Apple M2 Pro SoC might be fabricated on TSMC's N5P node instead of the initially rumoured N3 process
Multiple reports from this year (and last) agreed that Apple's upcoming M2 Pro and M2 Max (tentative) processors would be manufactured on TSMC's 3 nm process. Taiwanese media outlets corroborated the information by stating that the aforementioned silicon will enter mass production in September. However, renowned Apple analyst Ming-Chi Kuo seems to think otherwise.
The industry insider has stated on Twitter that the 14-inch and 16-inch MacBook Pro models will enter mass production in Q4, 2022. TSMC's N3 node will only begin generating revenue some time in H1, 2023. The information isn't new, given that semiconductor industry analyst Sravan Kundojjala speculated this in April 2022.
Therefore, TSMC will not be able to produce SoCs for Apple by the time the 14-inch and 16-inch MacBook Pros enter production. Hence, one can reasonably assume that the Apple M2 Pro, M2 Max and other M2 derivatives such as the M2 Ultra will use the same TSMC N5P process as the original Apple M2.
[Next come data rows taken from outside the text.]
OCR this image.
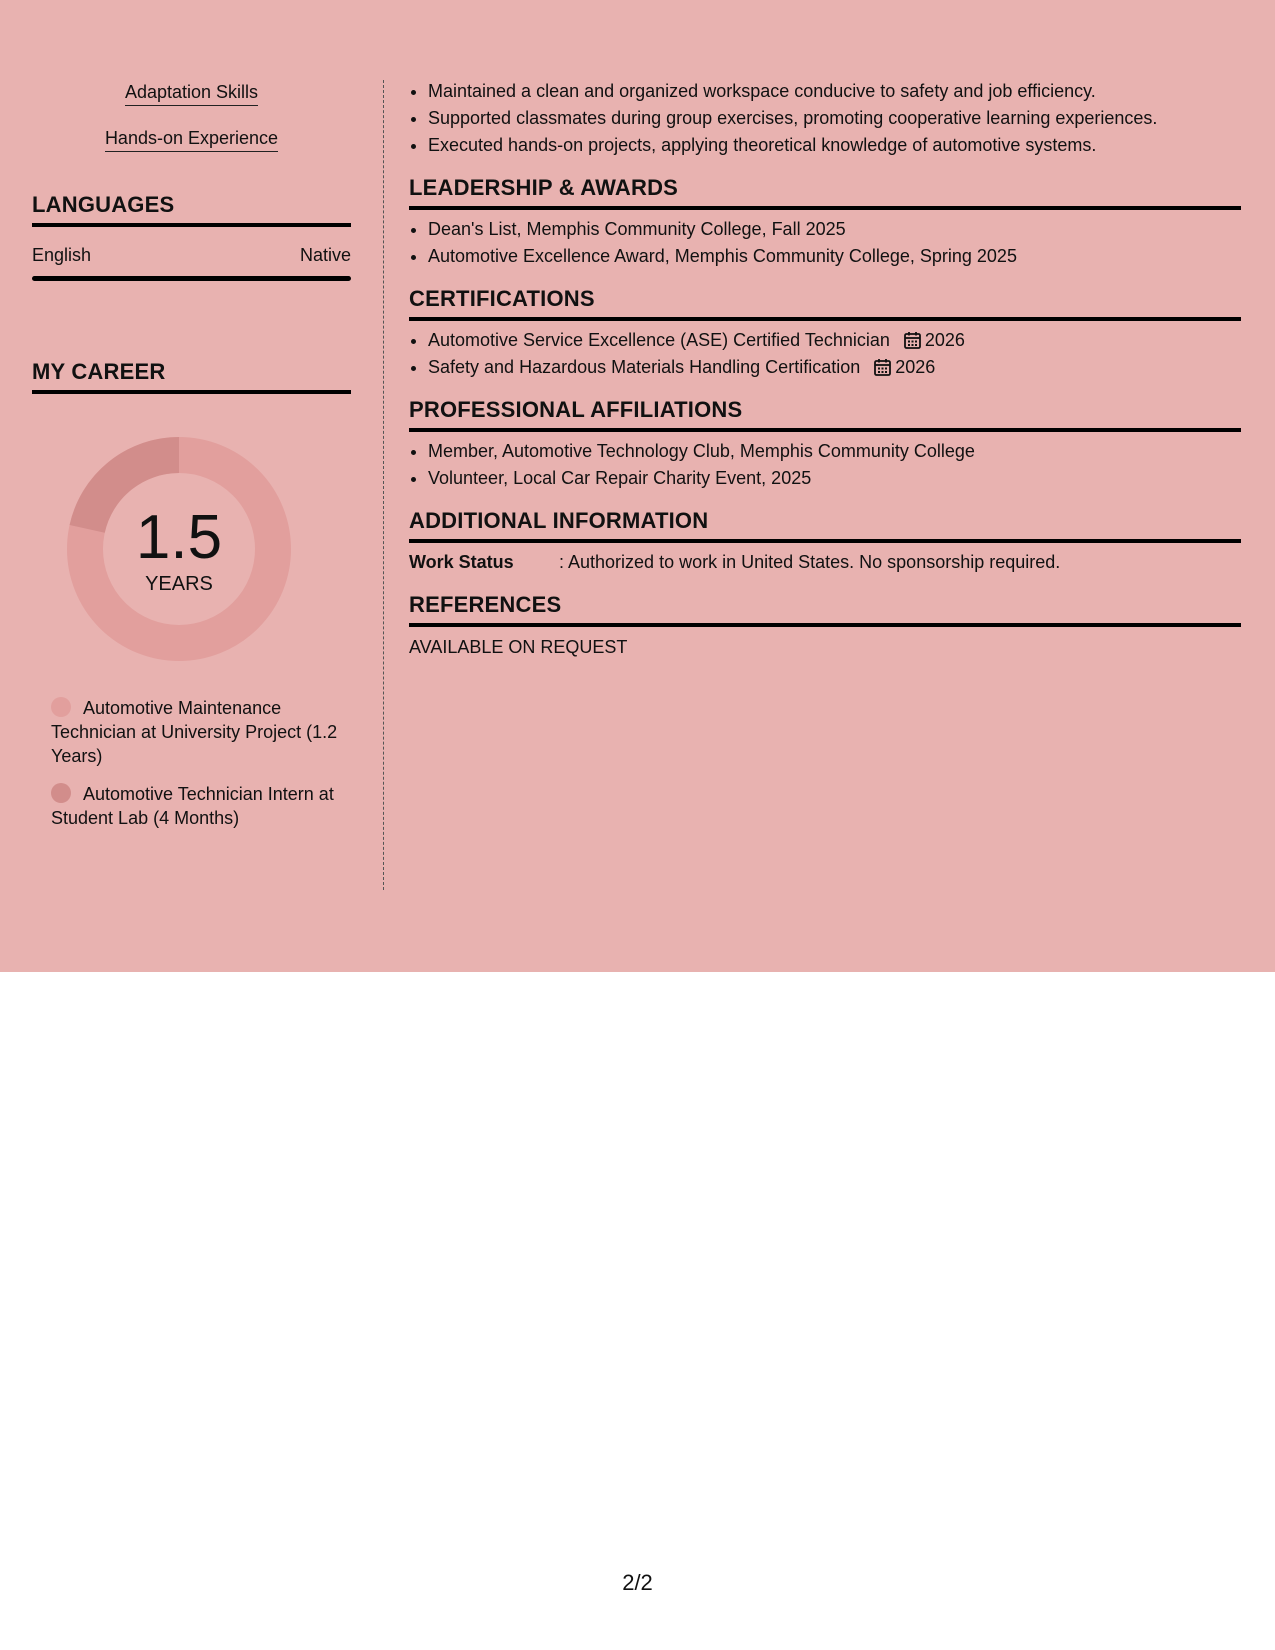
Adaptation Skills
Hands-on Experience
LANGUAGES
English	Native
MY CAREER
1.5
YEARS
Automotive Maintenance Technician at University Project (1.2 Years)
Automotive Technician Intern at Student Lab (4 Months)
• Maintained a clean and organized workspace conducive to safety and job efficiency.
• Supported classmates during group exercises, promoting cooperative learning experiences.
• Executed hands-on projects, applying theoretical knowledge of automotive systems.
LEADERSHIP & AWARDS
• Dean's List, Memphis Community College, Fall 2025
• Automotive Excellence Award, Memphis Community College, Spring 2025
CERTIFICATIONS
• Automotive Service Excellence (ASE) Certified Technician 2026
• Safety and Hazardous Materials Handling Certification 2026
PROFESSIONAL AFFILIATIONS
• Member, Automotive Technology Club, Memphis Community College
• Volunteer, Local Car Repair Charity Event, 2025
ADDITIONAL INFORMATION
Work Status	: Authorized to work in United States. No sponsorship required.
REFERENCES
AVAILABLE ON REQUEST
2/2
That leaves the 2023-bound A17 Bionic as the only Apple design to use TSMC's N3 node. The cutting-edge mobile AP is expected to power the Phone 15 Pro and iPhone 13 Pro Max in 2023. Apple's decision to stick with the N5P node also helps maintain parity across the Apple Silicon lineup. A two-node shift would result in an excessive performance delta between the M2 and the M2 Pro.
Apple is expected to unveil the new 14-inch and 16-inch MacBook Pros sometime in spring 2023. Rumours about a 12-inch variant have also surfaced, alongside talks of a 15-inch M2/M2 Pro-powered MacBook Air. Although the information comes from trusted sources, it is best to treat it with a grain of salt as Apple hasn't dabbled with these form factors in a while.